Cette adoption surprise a été rendue possible par le vote des député·es Rassemblement national (RN), Union des droites pour la République, Les Républicains (LR), MoDem et Horizons, qui ont largement voté pour (5 abstentions chez LR), comme certain·es indépendant·es issu·es de Liot. Après le vote, la ministre chargée du commerce et des PME Véronique Louwagie (Les Républicains) a défendu un texte «fortement attendu par le monde économique».
Quant au groupe macroniste (EPR), il avait prévu de rejeter la loi (alors même qu’elle avait été lancée par l’ancien ministre de l’économie Bruno Le Maire). Pour cause : lors de son examen en commission, la droite et l’extrême droite ont inscrit dans la copie la suppression pure et simple des ZFE, ces zones qui excluent les véhicules anciens et polluants de plusieurs villes de France, et qui constituent l’un des marqueurs du premier quinquennat d’Emmanuel Macron.
Mais les macronistes ont estimé que la mesure sur les ZFE avait de grandes chances d’être rejetée au Conseil constitutionnel parce qu’elle serait un «cavalier législatif» – c’est-à-dire qu’elle n’aurait pas de lien suffisant avec le texte initial –, et se sont finalement retourné·es. Quatorze député·es EPR se sont abstenu·es ; huit ont voté pour, et les 64 votes contre n’ont pas suffi à empêcher l’adoption. «La santé publique et la lutte contre le dérèglement climatique et les pollutions ne devraient pas être les variables d’ajustement de calculs politiques», a réagi la ministre de la transition écologique Agnès Pannier-Runacher.

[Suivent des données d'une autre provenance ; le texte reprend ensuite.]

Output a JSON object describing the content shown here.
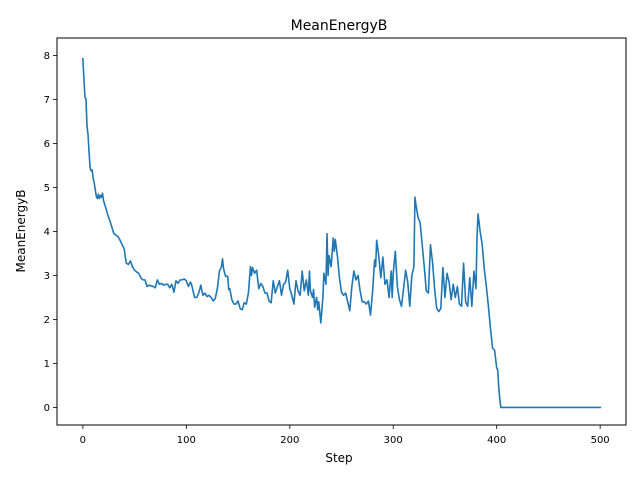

La cheffe des député·es Rassemblement national Marine Le Pen a salué sur X une «victoire tant espérée par des millions de Français». Selon elle, les ZFE relèvent d’une «politique de ségrégation sociale inacceptable». Elle a promis de faire «tout ce qu’il est humainement possible» pour confirmer ce résultat en commission mixte paritaire.

Le «scepticisme climatique d’une partie de l’hémicycle»
La gauche et les écologistes se sont massivement opposé·es au projet de loi, qui porte des «coups de tronçonneuse (…) à l’État de droit» et à «la justice environnementale», selon Anne Stambach-Terrenoir (La France insoumise).
Éclectique, ce projet de loi prévoit une batterie de dispositions pour «simplifier» la vie des particuliers, des entrepreneur·ses ou des commerçant·es, allant de la simplification du régime des baux commerciaux, à celle de la délivrance des licences IV pour la vente de boissons alcoolisées.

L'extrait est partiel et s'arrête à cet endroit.